Mas, antes de chegar à perfeição, ela tem lutas a sustentar, combates a travar com as paixões más. Não a tendo Deus criado perfeita, mas susceptível de se tornar perfeita, a fim de que ela tenha o mérito de suas obras, ela pode falhar. Suas quedas são as consequências de sua fraqueza natural. Se, por uma queda, ela devesse ser punida eternamente, poder-se-ia perguntar por que Deus não a criou mais forte. A punição que ela sofre é um aviso de que agiu mal, e que deve ter por resultado conduzi-la de volta ao bom caminho. Se a pena fosse irremissível, seu desejo de fazer melhor seria supérfluo; desde logo a finalidade providencial da criação não poderia ser alcançada, pois haveria seres predestinados à felicidade e outros à desgraça. Se uma alma culpada se arrepende, pode tornar-se boa; podendo tornar-se boa, ela pode aspirar à felicidade; Deus seria justo recusando-lhe os meios para isso?

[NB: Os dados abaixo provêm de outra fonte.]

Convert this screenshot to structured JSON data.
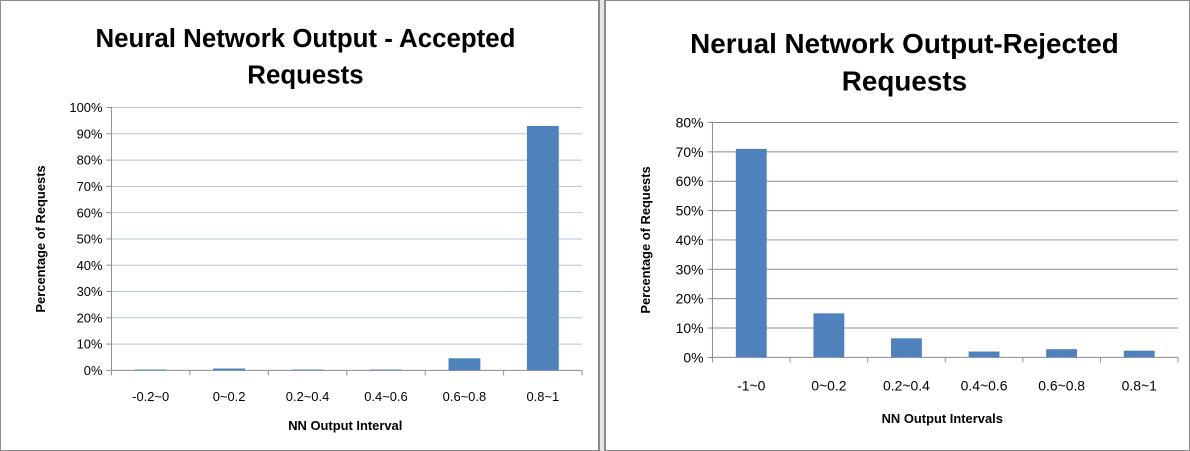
{
  "chart_data": [
    {
      "type": "bar",
      "title_lines": [
        "Neural Network Output - Accepted",
        "Requests"
      ],
      "xlabel": "NN Output Interval",
      "ylabel": "Percentage of Requests",
      "categories": [
        "-0.2~0",
        "0~0.2",
        "0.2~0.4",
        "0.4~0.6",
        "0.6~0.8",
        "0.8~1"
      ],
      "values": [
        0.3,
        0.7,
        0.3,
        0.3,
        4.6,
        93
      ],
      "ylim": [
        0,
        100
      ],
      "yticks": [
        0,
        10,
        20,
        30,
        40,
        50,
        60,
        70,
        80,
        90,
        100
      ],
      "ytick_labels": [
        "0%",
        "10%",
        "20%",
        "30%",
        "40%",
        "50%",
        "60%",
        "70%",
        "80%",
        "90%",
        "100%"
      ],
      "grid": true,
      "bar_color": "#4f81bd",
      "grid_color": "#b7c3de"
    },
    {
      "type": "bar",
      "title_lines": [
        "Nerual Network Output-Rejected",
        "Requests"
      ],
      "xlabel": "NN Output Intervals",
      "ylabel": "Percentage of Requests",
      "categories": [
        "-1~0",
        "0~0.2",
        "0.2~0.4",
        "0.4~0.6",
        "0.6~0.8",
        "0.8~1"
      ],
      "values": [
        71,
        15,
        6.5,
        2,
        2.8,
        2.3
      ],
      "ylim": [
        0,
        80
      ],
      "yticks": [
        0,
        10,
        20,
        30,
        40,
        50,
        60,
        70,
        80
      ],
      "ytick_labels": [
        "0%",
        "10%",
        "20%",
        "30%",
        "40%",
        "50%",
        "60%",
        "70%",
        "80%"
      ],
      "grid": true,
      "bar_color": "#4f81bd",
      "grid_color": "#8c8c8c"
    }
  ]
}
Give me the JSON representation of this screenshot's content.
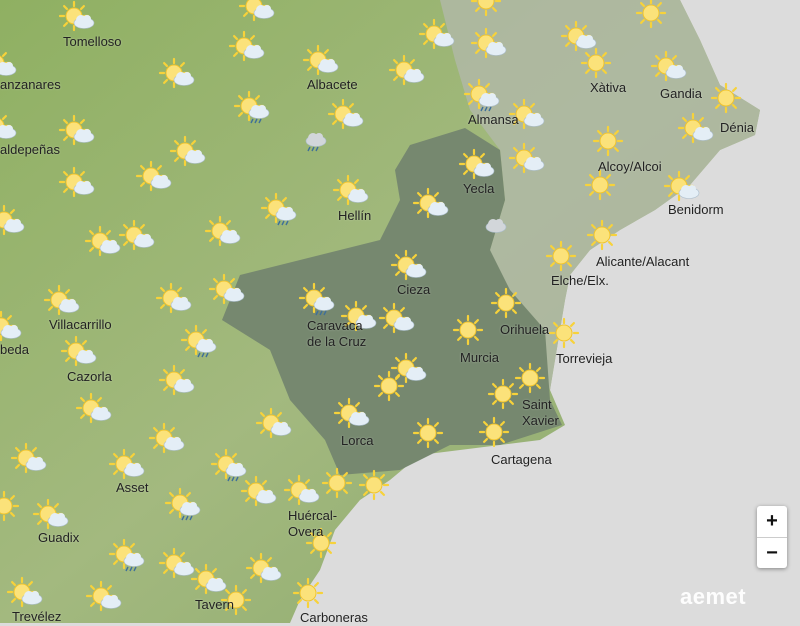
{
  "colors": {
    "sea": "#dcdcdc",
    "land": "#9fb77a",
    "murcia_region": "#76886f",
    "valencia_region": "#b0b8a6",
    "sun": "#f7d23a",
    "cloud": "#e4eef6"
  },
  "places": [
    "Tomelloso",
    "anzanares",
    "Albacete",
    "Almansa",
    "Xàtiva",
    "Gandia",
    "Dénia",
    "aldepeñas",
    "Alcoy/Alcoi",
    "Yecla",
    "Benidorm",
    "Hellín",
    "Alicante/Alacant",
    "Elche/Elx.",
    "Cieza",
    "Villacarrillo",
    "Caravaca\nde la Cruz",
    "Orihuela",
    "beda",
    "Torrevieja",
    "Murcia",
    "Cazorla",
    "Saint\nXavier",
    "Lorca",
    "Cartagena",
    "Asset",
    "Huércal-\nOvera",
    "Guadix",
    "Tavern",
    "Trevélez",
    "Carboneras"
  ],
  "icons": [
    "sun-cloud",
    "sun-cloud",
    "sun",
    "sun",
    "sun-cloud",
    "sun-cloud",
    "sun-cloud",
    "sun-cloud",
    "sun-cloud",
    "sun-cloud",
    "sun-cloud",
    "sun-cloud",
    "sun",
    "sun-cloud",
    "sun",
    "sun-cloud",
    "sun-cloud",
    "sun-cloud-rain",
    "cloud-rain",
    "sun-cloud",
    "sun-cloud-rain",
    "sun-cloud",
    "sun",
    "sun-cloud",
    "sun-cloud",
    "sun-cloud",
    "sun-cloud",
    "sun-cloud",
    "sun-cloud",
    "sun",
    "sun-cloud",
    "sun-cloud",
    "sun-cloud-rain",
    "sun-cloud",
    "sun-cloud",
    "cloud",
    "sun-cloud",
    "sun-cloud",
    "sun-cloud",
    "sun",
    "sun",
    "sun-cloud",
    "sun-cloud",
    "sun-cloud",
    "sun-cloud",
    "sun-cloud-rain",
    "sun-cloud",
    "sun-cloud",
    "sun",
    "sun",
    "sun",
    "sun-cloud",
    "sun-cloud-rain",
    "sun-cloud",
    "sun-cloud",
    "sun",
    "sun",
    "sun",
    "sun-cloud",
    "sun-cloud",
    "sun-cloud",
    "sun-cloud",
    "sun",
    "sun",
    "sun-cloud",
    "sun-cloud",
    "sun-cloud",
    "sun-cloud-rain",
    "sun",
    "sun",
    "sun-cloud",
    "sun-cloud",
    "sun-cloud-rain",
    "sun-cloud",
    "sun",
    "sun",
    "sun-cloud-rain",
    "sun-cloud",
    "sun-cloud",
    "sun-cloud",
    "sun-cloud",
    "sun-cloud",
    "sun",
    "sun"
  ],
  "controls": {
    "zoom_in": "+",
    "zoom_out": "−"
  },
  "logo": "aemet"
}
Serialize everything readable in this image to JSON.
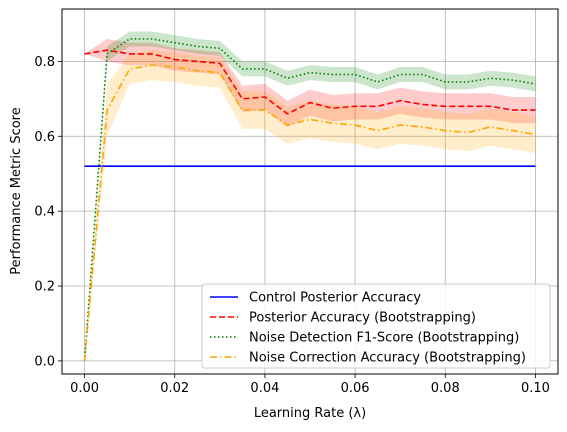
{
  "chart_data": {
    "type": "line",
    "title": "",
    "xlabel": "Learning Rate (λ)",
    "ylabel": "Performance Metric Score",
    "xlim": [
      -0.005,
      0.105
    ],
    "ylim": [
      -0.035,
      0.94
    ],
    "xticks": [
      0.0,
      0.02,
      0.04,
      0.06,
      0.08,
      0.1
    ],
    "xtick_labels": [
      "0.00",
      "0.02",
      "0.04",
      "0.06",
      "0.08",
      "0.10"
    ],
    "yticks": [
      0.0,
      0.2,
      0.4,
      0.6,
      0.8
    ],
    "ytick_labels": [
      "0.0",
      "0.2",
      "0.4",
      "0.6",
      "0.8"
    ],
    "grid": true,
    "legend_position": "bottom-right",
    "x": [
      0.0,
      0.005,
      0.01,
      0.015,
      0.02,
      0.025,
      0.03,
      0.035,
      0.04,
      0.045,
      0.05,
      0.055,
      0.06,
      0.065,
      0.07,
      0.075,
      0.08,
      0.085,
      0.09,
      0.095,
      0.1
    ],
    "series": [
      {
        "name": "Control Posterior Accuracy",
        "color": "#0000ff",
        "style": "solid",
        "values": [
          0.52,
          0.52,
          0.52,
          0.52,
          0.52,
          0.52,
          0.52,
          0.52,
          0.52,
          0.52,
          0.52,
          0.52,
          0.52,
          0.52,
          0.52,
          0.52,
          0.52,
          0.52,
          0.52,
          0.52,
          0.52
        ],
        "band_lower": null,
        "band_upper": null
      },
      {
        "name": "Posterior Accuracy (Bootstrapping)",
        "color": "#ff0000",
        "style": "dashed",
        "values": [
          0.82,
          0.83,
          0.82,
          0.82,
          0.805,
          0.8,
          0.795,
          0.7,
          0.705,
          0.66,
          0.69,
          0.675,
          0.68,
          0.68,
          0.695,
          0.685,
          0.68,
          0.68,
          0.68,
          0.67,
          0.67
        ],
        "band_lower": [
          0.82,
          0.8,
          0.79,
          0.79,
          0.775,
          0.77,
          0.765,
          0.665,
          0.67,
          0.625,
          0.655,
          0.64,
          0.645,
          0.645,
          0.66,
          0.65,
          0.645,
          0.645,
          0.645,
          0.635,
          0.635
        ],
        "band_upper": [
          0.82,
          0.86,
          0.85,
          0.85,
          0.835,
          0.83,
          0.825,
          0.735,
          0.74,
          0.695,
          0.725,
          0.71,
          0.715,
          0.715,
          0.73,
          0.72,
          0.715,
          0.715,
          0.715,
          0.705,
          0.705
        ]
      },
      {
        "name": "Noise Detection F1-Score (Bootstrapping)",
        "color": "#008000",
        "style": "dotted",
        "values": [
          0.0,
          0.82,
          0.86,
          0.86,
          0.85,
          0.84,
          0.835,
          0.78,
          0.78,
          0.755,
          0.77,
          0.765,
          0.765,
          0.745,
          0.765,
          0.765,
          0.745,
          0.745,
          0.755,
          0.75,
          0.74
        ],
        "band_lower": [
          0.0,
          0.8,
          0.84,
          0.84,
          0.83,
          0.82,
          0.815,
          0.76,
          0.76,
          0.735,
          0.75,
          0.745,
          0.745,
          0.725,
          0.745,
          0.745,
          0.725,
          0.725,
          0.735,
          0.73,
          0.72
        ],
        "band_upper": [
          0.0,
          0.84,
          0.88,
          0.88,
          0.87,
          0.86,
          0.855,
          0.8,
          0.8,
          0.775,
          0.79,
          0.785,
          0.785,
          0.765,
          0.785,
          0.785,
          0.765,
          0.765,
          0.775,
          0.77,
          0.76
        ]
      },
      {
        "name": "Noise Correction Accuracy (Bootstrapping)",
        "color": "#ffa500",
        "style": "dashdot",
        "values": [
          0.0,
          0.67,
          0.78,
          0.79,
          0.785,
          0.775,
          0.77,
          0.67,
          0.67,
          0.63,
          0.645,
          0.635,
          0.63,
          0.615,
          0.63,
          0.625,
          0.615,
          0.61,
          0.625,
          0.615,
          0.605
        ],
        "band_lower": [
          0.0,
          0.6,
          0.74,
          0.75,
          0.745,
          0.735,
          0.73,
          0.62,
          0.62,
          0.58,
          0.595,
          0.585,
          0.58,
          0.565,
          0.58,
          0.575,
          0.565,
          0.56,
          0.575,
          0.565,
          0.555
        ],
        "band_upper": [
          0.0,
          0.74,
          0.82,
          0.83,
          0.825,
          0.815,
          0.81,
          0.72,
          0.72,
          0.68,
          0.695,
          0.685,
          0.68,
          0.665,
          0.68,
          0.675,
          0.665,
          0.66,
          0.675,
          0.665,
          0.655
        ]
      }
    ]
  }
}
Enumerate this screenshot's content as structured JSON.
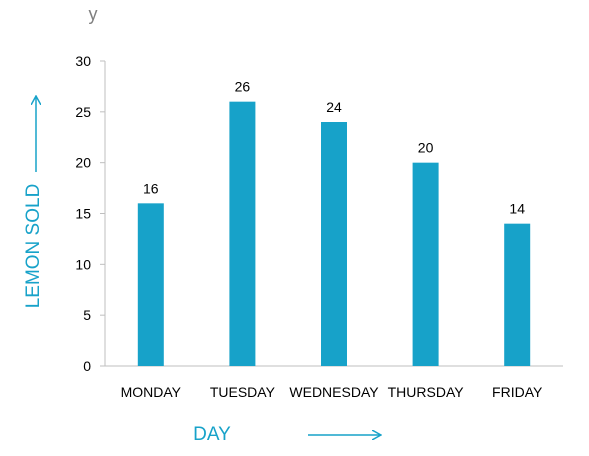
{
  "chart_data": {
    "type": "bar",
    "categories": [
      "MONDAY",
      "TUESDAY",
      "WEDNESDAY",
      "THURSDAY",
      "FRIDAY"
    ],
    "values": [
      16,
      26,
      24,
      20,
      14
    ],
    "data_labels": [
      "16",
      "26",
      "24",
      "20",
      "14"
    ],
    "title": "",
    "xlabel": "DAY",
    "ylabel": "LEMON SOLD",
    "y_variable": "y",
    "ylim": [
      0,
      30
    ],
    "yticks": [
      0,
      5,
      10,
      15,
      20,
      25,
      30
    ],
    "ytick_labels": [
      "0",
      "5",
      "10",
      "15",
      "20",
      "25",
      "30"
    ],
    "grid": false,
    "legend": "none",
    "colors": {
      "bar": "#17a2c9",
      "axis_label": "#17a2c9",
      "axis_line": "#bfbfbf"
    }
  }
}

Sendo o bem a meta final da criação, a felicidade, que é seu prêmio, deve ser eterna; o castigo, que é um meio de lá chegar, deve ser temporário. A mais vulgar noção de justiça, mesmo entre os homens, diz que não se pode castigar perpetuamente aquele que tem o desejo e a vontade de fazer o bem.

17. O último argumento a favor da eternidade das penas é este: “O temor de um castigo eterno é um freio; se for retirado, o homem, sem temer mais nada, entregar-se-á a todos os excessos.”

Refutação. — Esse raciocínio seria correto, se o fato das penas não serem eternas acarretasse a supressão de toda sanção penal. O estado bem aventurado ou desgraçado na vida futura é uma consequência rigorosa da justiça de Deus, pois uma identidade de situação entre o homem bom e o perverso seria a negação dessa justiça. Mas, embora não sendo eterno, o castigo não é menos penoso; quanto mais nele se crê mais ele é temido, e quanto mais racional ele é mais se crê nele. Uma penalidade na qual não se crê não é mais um freio, e a eternidade das penas é uma delas.

A crença nas penas eternas, como dissemos, teve sua utilidade e sua razão de ser numa certa época; hoje em dia, não só ela não toca mais, como faz incrédulos. Antes de colocá-la como uma necessidade, seria preciso demonstrar sua realidade. Seria preciso, acima de tudo, que se visse sua eficácia naqueles que a preconizam e se esforçam para demonstrá-la. Infelizmente, entre esses, demasiados provam por seus atos que não a temem de modo algum. Se ela é impotente para reprimir o mal naqueles que dizem crer nela, que domínio pode ter sobre aqueles que não acreditam nela?